Take her voice, for starters, which is still more Joni Mitchell and Sarah McLachlan (particularly during her double-tracked vocal passages) than, say, the avant-garde, four-octave exploits of Diamanda Galás. Thomas nonetheless throws a greater amount of mobility and oomph into her dulcet delivery—note, for example, the flitting falsetto opening of “Pretty Dress” before she slides down to the song’s sonorous, eminently memorable chorus.
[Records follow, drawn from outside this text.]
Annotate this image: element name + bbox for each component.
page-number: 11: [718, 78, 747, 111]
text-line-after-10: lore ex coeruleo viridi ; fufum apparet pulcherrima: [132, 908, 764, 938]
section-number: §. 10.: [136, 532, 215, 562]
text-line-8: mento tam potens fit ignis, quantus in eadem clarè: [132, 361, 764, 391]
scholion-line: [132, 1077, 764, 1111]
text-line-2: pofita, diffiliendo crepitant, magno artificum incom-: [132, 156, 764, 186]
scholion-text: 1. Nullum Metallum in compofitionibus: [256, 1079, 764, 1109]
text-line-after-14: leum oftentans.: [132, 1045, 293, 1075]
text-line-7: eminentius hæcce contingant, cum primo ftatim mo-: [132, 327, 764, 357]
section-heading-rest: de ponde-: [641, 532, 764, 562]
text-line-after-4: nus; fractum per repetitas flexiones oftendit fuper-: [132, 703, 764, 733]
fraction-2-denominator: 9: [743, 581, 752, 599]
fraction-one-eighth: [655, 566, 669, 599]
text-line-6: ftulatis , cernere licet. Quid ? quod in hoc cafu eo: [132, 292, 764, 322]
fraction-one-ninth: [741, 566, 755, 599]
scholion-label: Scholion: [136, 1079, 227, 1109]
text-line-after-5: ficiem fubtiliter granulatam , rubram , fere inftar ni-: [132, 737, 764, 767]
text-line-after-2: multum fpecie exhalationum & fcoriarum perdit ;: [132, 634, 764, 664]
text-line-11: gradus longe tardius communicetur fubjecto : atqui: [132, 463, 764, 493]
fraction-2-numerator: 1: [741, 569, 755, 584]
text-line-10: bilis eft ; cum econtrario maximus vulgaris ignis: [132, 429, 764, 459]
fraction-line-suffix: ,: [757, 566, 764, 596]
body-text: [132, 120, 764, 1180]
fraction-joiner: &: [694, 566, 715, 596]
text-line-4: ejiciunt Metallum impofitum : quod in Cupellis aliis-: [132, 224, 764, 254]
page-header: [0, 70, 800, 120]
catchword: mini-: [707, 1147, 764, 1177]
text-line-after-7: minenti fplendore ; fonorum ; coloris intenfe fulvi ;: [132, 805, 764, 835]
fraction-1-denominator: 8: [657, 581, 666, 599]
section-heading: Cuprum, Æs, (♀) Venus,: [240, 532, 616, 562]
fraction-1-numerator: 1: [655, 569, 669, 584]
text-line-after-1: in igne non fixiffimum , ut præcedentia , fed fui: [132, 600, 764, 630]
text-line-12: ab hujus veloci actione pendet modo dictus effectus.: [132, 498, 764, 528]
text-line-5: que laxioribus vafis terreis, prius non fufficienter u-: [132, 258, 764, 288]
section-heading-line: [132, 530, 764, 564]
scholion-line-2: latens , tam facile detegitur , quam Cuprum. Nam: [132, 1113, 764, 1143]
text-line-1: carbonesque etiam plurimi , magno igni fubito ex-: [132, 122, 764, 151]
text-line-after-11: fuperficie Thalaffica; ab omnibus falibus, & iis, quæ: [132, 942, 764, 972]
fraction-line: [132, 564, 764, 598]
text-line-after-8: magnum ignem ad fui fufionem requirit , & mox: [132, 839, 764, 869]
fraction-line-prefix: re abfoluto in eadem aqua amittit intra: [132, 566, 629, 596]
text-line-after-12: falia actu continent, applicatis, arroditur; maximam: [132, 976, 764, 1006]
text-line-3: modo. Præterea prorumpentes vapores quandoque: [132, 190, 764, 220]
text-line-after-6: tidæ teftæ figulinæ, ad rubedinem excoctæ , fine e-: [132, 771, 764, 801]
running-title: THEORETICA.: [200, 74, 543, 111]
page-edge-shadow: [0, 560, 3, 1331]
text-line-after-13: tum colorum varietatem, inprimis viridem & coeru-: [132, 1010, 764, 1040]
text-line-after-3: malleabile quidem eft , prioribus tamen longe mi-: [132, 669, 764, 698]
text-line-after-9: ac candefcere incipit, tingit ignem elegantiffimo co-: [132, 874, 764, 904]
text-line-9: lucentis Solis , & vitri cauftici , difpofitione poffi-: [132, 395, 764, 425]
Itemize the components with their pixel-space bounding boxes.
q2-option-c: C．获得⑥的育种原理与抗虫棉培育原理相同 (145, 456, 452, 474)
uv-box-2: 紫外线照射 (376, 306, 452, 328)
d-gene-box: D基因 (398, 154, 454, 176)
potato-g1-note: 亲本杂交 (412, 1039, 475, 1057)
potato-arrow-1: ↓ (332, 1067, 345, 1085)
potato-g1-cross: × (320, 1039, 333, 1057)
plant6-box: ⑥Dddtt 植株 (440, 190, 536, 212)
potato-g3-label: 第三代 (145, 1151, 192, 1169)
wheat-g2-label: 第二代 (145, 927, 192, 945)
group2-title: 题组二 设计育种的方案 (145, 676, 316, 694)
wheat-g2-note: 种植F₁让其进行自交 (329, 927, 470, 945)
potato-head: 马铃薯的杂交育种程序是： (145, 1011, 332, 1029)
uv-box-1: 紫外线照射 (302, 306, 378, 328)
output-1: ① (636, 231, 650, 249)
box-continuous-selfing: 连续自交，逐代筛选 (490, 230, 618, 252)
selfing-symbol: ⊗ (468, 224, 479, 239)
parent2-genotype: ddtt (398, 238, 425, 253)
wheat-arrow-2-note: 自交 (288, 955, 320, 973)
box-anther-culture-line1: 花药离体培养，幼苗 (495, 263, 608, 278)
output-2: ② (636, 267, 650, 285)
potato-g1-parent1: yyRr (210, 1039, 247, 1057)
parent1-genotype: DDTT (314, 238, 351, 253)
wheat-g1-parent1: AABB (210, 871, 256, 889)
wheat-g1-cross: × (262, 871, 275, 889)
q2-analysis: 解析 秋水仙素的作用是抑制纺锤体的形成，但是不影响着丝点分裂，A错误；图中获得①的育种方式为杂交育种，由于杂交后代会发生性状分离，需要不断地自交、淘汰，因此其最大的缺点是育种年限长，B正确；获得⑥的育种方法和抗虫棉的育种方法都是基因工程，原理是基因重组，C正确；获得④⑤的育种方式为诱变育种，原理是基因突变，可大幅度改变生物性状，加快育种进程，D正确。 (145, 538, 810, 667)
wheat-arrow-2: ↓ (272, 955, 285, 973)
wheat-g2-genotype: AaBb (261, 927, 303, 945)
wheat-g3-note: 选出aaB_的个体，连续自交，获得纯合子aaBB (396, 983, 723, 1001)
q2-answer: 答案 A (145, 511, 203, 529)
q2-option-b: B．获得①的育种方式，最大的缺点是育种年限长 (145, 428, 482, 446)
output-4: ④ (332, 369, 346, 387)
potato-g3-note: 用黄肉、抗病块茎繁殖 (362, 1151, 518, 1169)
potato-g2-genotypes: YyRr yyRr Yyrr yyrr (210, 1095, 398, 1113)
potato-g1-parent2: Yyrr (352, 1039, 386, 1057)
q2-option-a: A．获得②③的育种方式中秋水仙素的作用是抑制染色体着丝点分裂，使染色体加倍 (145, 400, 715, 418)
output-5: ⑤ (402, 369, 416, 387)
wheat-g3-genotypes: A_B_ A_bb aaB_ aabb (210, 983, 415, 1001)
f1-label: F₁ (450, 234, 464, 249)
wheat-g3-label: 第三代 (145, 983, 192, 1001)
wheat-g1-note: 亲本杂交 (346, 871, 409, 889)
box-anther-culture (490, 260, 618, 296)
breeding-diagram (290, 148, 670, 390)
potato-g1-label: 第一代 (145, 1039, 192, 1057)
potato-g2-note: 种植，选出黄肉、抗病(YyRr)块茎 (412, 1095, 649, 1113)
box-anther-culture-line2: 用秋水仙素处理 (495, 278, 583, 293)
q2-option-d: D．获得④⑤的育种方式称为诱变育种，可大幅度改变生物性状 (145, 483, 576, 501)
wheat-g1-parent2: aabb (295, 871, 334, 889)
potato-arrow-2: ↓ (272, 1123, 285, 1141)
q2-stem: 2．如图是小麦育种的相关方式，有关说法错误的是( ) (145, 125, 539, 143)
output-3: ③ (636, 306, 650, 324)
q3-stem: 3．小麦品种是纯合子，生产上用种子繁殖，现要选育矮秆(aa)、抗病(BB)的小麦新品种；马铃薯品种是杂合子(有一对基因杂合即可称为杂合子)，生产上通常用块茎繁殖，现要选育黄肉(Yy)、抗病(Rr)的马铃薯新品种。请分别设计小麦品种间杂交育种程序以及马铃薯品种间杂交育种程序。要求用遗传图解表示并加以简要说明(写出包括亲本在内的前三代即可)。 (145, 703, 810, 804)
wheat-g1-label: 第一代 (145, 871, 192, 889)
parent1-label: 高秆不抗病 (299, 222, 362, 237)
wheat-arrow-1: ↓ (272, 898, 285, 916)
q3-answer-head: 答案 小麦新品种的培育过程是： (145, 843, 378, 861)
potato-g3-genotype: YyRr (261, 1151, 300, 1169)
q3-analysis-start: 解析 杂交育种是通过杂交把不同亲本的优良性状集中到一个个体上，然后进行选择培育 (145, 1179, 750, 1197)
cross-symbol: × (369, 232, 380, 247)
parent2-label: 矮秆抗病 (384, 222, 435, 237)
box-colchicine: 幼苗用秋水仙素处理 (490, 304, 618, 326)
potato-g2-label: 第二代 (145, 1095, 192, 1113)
And just as Thomas’s vocal range widens, so does her instrumental palette. Whereas, on previous discs, acoustic guitars or piano were often recorded with little augmentation, these 11 tracks feature thicker arrangements, although they don’t clutter or suffocate the melodies. Strings buoy the piano-led “Guess It May” and the aforementioned “Pretty Dress” without feeling schmaltzy; a bed of brass hums beneath the pretty, torchy “Say What You Want”; and even the most delicate numbers usually find room for a little guitar line or some organ. Granted, the album doesn’t sound quite as intimate as its two predecessors, but that has as much to do with Thomas’s lyrical decisions as her evolving sonics. Rather than take her typical, confessional approach to songwriting, here she adds a handful of fictional narratives to her repertoire (“Loose Ends,” “Time Goes Away”). Still, detaching herself from the experiences she depicts hardly renders her songs less powerful or beautiful; if anything, it brings her just as close to finding (and transmitting) meaning within her explorations of love, loss, mortality and transcendence—as does her usual soul-baring approach.